As always, Team Associated has included spacers of different thickness for the servos. They are used to mount as low as possible the servos without touching the chassis. Four different servos horns for the steering and four others for the brake/throttle are included. Each of them has a different number of splines to accommodate Airtronics, Futaba, Hitec and JR servos. Because the Team Associated’s servos that I use have the same number of splines as the Futaba’s, I used the horns with a F printed on. You’ll need use a 3mm drill bit to enlarge the servo horn’s holes. For the steering and the throttle, you must enlarge the hole that is at the end of the horn but for the brakes, you must enlarge the middle hole on the brake side of the horn. When attaching the brake bias block and the throttle pivot, don’t over tight the nuts and make sure the pivot and the block can move freely.

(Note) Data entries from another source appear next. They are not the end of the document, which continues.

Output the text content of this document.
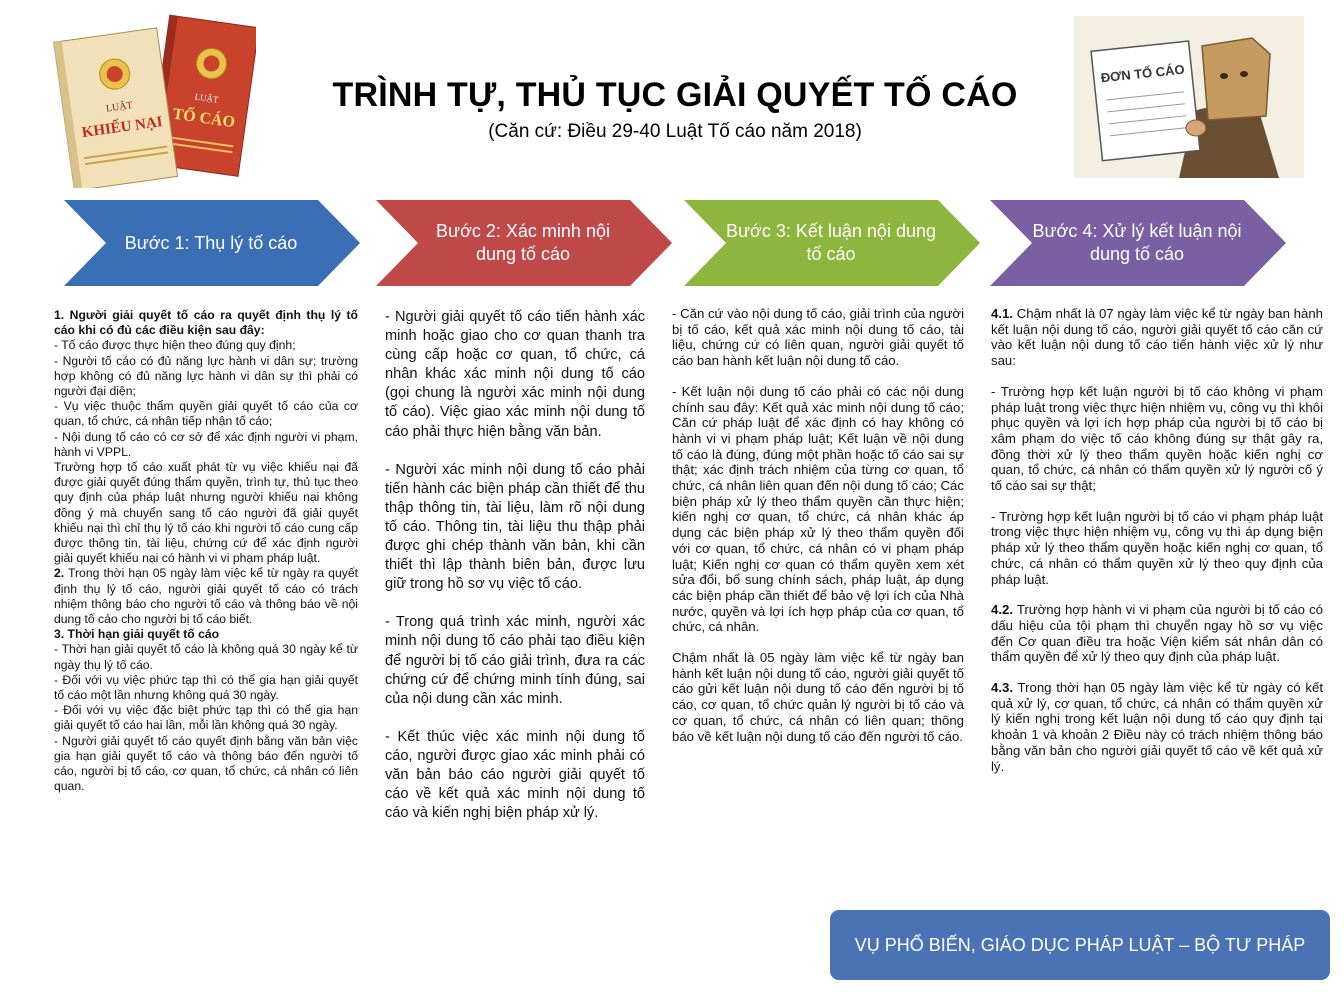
LUẬT
TỐ CÁO
LUẬT
KHIẾU NẠI
ĐƠN TỐ CÁO
TRÌNH TỰ, THỦ TỤC GIẢI QUYẾT TỐ CÁO
(Căn cứ: Điều 29-40 Luật Tố cáo năm 2018)
Bước 1: Thụ lý tố cáo
Bước 2: Xác minh nội dung tố cáo
Bước 3: Kết luận nội dung tố cáo
Bước 4: Xử lý kết luận nội dung tố cáo

1. Người giải quyết tố cáo ra quyết định thụ lý tố cáo khi có đủ các điều kiện sau đây:

- Tố cáo được thực hiện theo đúng quy định;

- Người tố cáo có đủ năng lực hành vi dân sự; trường hợp không có đủ năng lực hành vi dân sự thì phải có người đại diện;

- Vụ việc thuộc thẩm quyền giải quyết tố cáo của cơ quan, tổ chức, cá nhân tiếp nhận tố cáo;

- Nội dung tố cáo có cơ sở để xác định người vi phạm, hành vi VPPL.

Trường hợp tố cáo xuất phát từ vụ việc khiếu nại đã được giải quyết đúng thẩm quyền, trình tự, thủ tục theo quy định của pháp luật nhưng người khiếu nại không đồng ý mà chuyển sang tố cáo người đã giải quyết khiếu nại thì chỉ thụ lý tố cáo khi người tố cáo cung cấp được thông tin, tài liệu, chứng cứ để xác định người giải quyết khiếu nại có hành vi vi phạm pháp luật.

2. Trong thời hạn 05 ngày làm việc kể từ ngày ra quyết định thụ lý tố cáo, người giải quyết tố cáo có trách nhiệm thông báo cho người tố cáo và thông báo về nội dung tố cáo cho người bị tố cáo biết.

3. Thời hạn giải quyết tố cáo

- Thời hạn giải quyết tố cáo là không quá 30 ngày kể từ ngày thụ lý tố cáo.

- Đối với vụ việc phức tạp thì có thể gia hạn giải quyết tố cáo một lần nhưng không quá 30 ngày.

- Đối với vụ việc đặc biệt phức tạp thì có thể gia hạn giải quyết tố cáo hai lần, mỗi lần không quá 30 ngày.

- Người giải quyết tố cáo quyết định bằng văn bản việc gia hạn giải quyết tố cáo và thông báo đến người tố cáo, người bị tố cáo, cơ quan, tổ chức, cá nhân có liên quan.

- Người giải quyết tố cáo tiến hành xác minh hoặc giao cho cơ quan thanh tra cùng cấp hoặc cơ quan, tổ chức, cá nhân khác xác minh nội dung tố cáo (gọi chung là người xác minh nội dung tố cáo). Việc giao xác minh nội dung tố cáo phải thực hiện bằng văn bản.

- Người xác minh nội dung tố cáo phải tiến hành các biện pháp cần thiết để thu thập thông tin, tài liệu, làm rõ nội dung tố cáo. Thông tin, tài liệu thu thập phải được ghi chép thành văn bản, khi cần thiết thì lập thành biên bản, được lưu giữ trong hồ sơ vụ việc tố cáo.

- Trong quá trình xác minh, người xác minh nội dung tố cáo phải tạo điều kiện để người bị tố cáo giải trình, đưa ra các chứng cứ để chứng minh tính đúng, sai của nội dung cần xác minh.

- Kết thúc việc xác minh nội dung tố cáo, người được giao xác minh phải có văn bản báo cáo người giải quyết tố cáo về kết quả xác minh nội dung tố cáo và kiến nghị biện pháp xử lý.

- Căn cứ vào nội dung tố cáo, giải trình của người bị tố cáo, kết quả xác minh nội dung tố cáo, tài liệu, chứng cứ có liên quan, người giải quyết tố cáo ban hành kết luận nội dung tố cáo.

- Kết luận nội dung tố cáo phải có các nội dung chính sau đây: Kết quả xác minh nội dung tố cáo; Căn cứ pháp luật để xác định có hay không có hành vi vi phạm pháp luật; Kết luận về nội dung tố cáo là đúng, đúng một phần hoặc tố cáo sai sự thật; xác định trách nhiệm của từng cơ quan, tổ chức, cá nhân liên quan đến nội dung tố cáo; Các biện pháp xử lý theo thẩm quyền cần thực hiện; kiến nghị cơ quan, tổ chức, cá nhân khác áp dụng các biện pháp xử lý theo thẩm quyền đối với cơ quan, tổ chức, cá nhân có vi phạm pháp luật; Kiến nghị cơ quan có thẩm quyền xem xét sửa đổi, bổ sung chính sách, pháp luật, áp dụng các biện pháp cần thiết để bảo vệ lợi ích của Nhà nước, quyền và lợi ích hợp pháp của cơ quan, tổ chức, cá nhân.

Chậm nhất là 05 ngày làm việc kể từ ngày ban hành kết luận nội dung tố cáo, người giải quyết tố cáo gửi kết luận nội dung tố cáo đến người bị tố cáo, cơ quan, tổ chức quản lý người bị tố cáo và cơ quan, tổ chức, cá nhân có liên quan; thông báo về kết luận nội dung tố cáo đến người tố cáo.

4.1. Chậm nhất là 07 ngày làm việc kể từ ngày ban hành kết luận nội dung tố cáo, người giải quyết tố cáo căn cứ vào kết luận nội dung tố cáo tiến hành việc xử lý như sau:

- Trường hợp kết luận người bị tố cáo không vi phạm pháp luật trong việc thực hiện nhiệm vụ, công vụ thì khôi phục quyền và lợi ích hợp pháp của người bị tố cáo bị xâm phạm do việc tố cáo không đúng sự thật gây ra, đồng thời xử lý theo thẩm quyền hoặc kiến nghị cơ quan, tổ chức, cá nhân có thẩm quyền xử lý người cố ý tố cáo sai sự thật;

- Trường hợp kết luận người bị tố cáo vi phạm pháp luật trong việc thực hiện nhiệm vụ, công vụ thì áp dụng biện pháp xử lý theo thẩm quyền hoặc kiến nghị cơ quan, tổ chức, cá nhân có thẩm quyền xử lý theo quy định của pháp luật.

4.2. Trường hợp hành vi vi phạm của người bị tố cáo có dấu hiệu của tội phạm thì chuyển ngay hồ sơ vụ việc đến Cơ quan điều tra hoặc Viện kiểm sát nhân dân có thẩm quyền để xử lý theo quy định của pháp luật.

4.3. Trong thời hạn 05 ngày làm việc kể từ ngày có kết quả xử lý, cơ quan, tổ chức, cá nhân có thẩm quyền xử lý kiến nghị trong kết luận nội dung tố cáo quy định tại khoản 1 và khoản 2 Điều này có trách nhiệm thông báo bằng văn bản cho người giải quyết tố cáo về kết quả xử lý.

VỤ PHỔ BIẾN, GIÁO DỤC PHÁP LUẬT – BỘ TƯ PHÁP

Before attaching the radio tray to the chassis, make sure the servo’s wire are routed correctly to not squeeze them between the radio tray and the chassis. If you use transponder, this is the right time to install it. Of course the pictured transponder is not included with the kit J
The manual recommends the use of thread lock during the assembling but I prefer wait until the engine has been installed and when the throttle and brake linkages have been perfectly set and adjusted with my radio. I then remove all the set screws one at the time and apply thread lock to each of them. To facilitate access to the set screw, I made sure they were all pointing up. This will make future adjustments easier. Of course, when you adjust the linkage, you must first reset all your radio’s trims to zero.
A little trick, I’ve bent the end of each small body clips used for the receiver box. This makes removal and installation really much easier.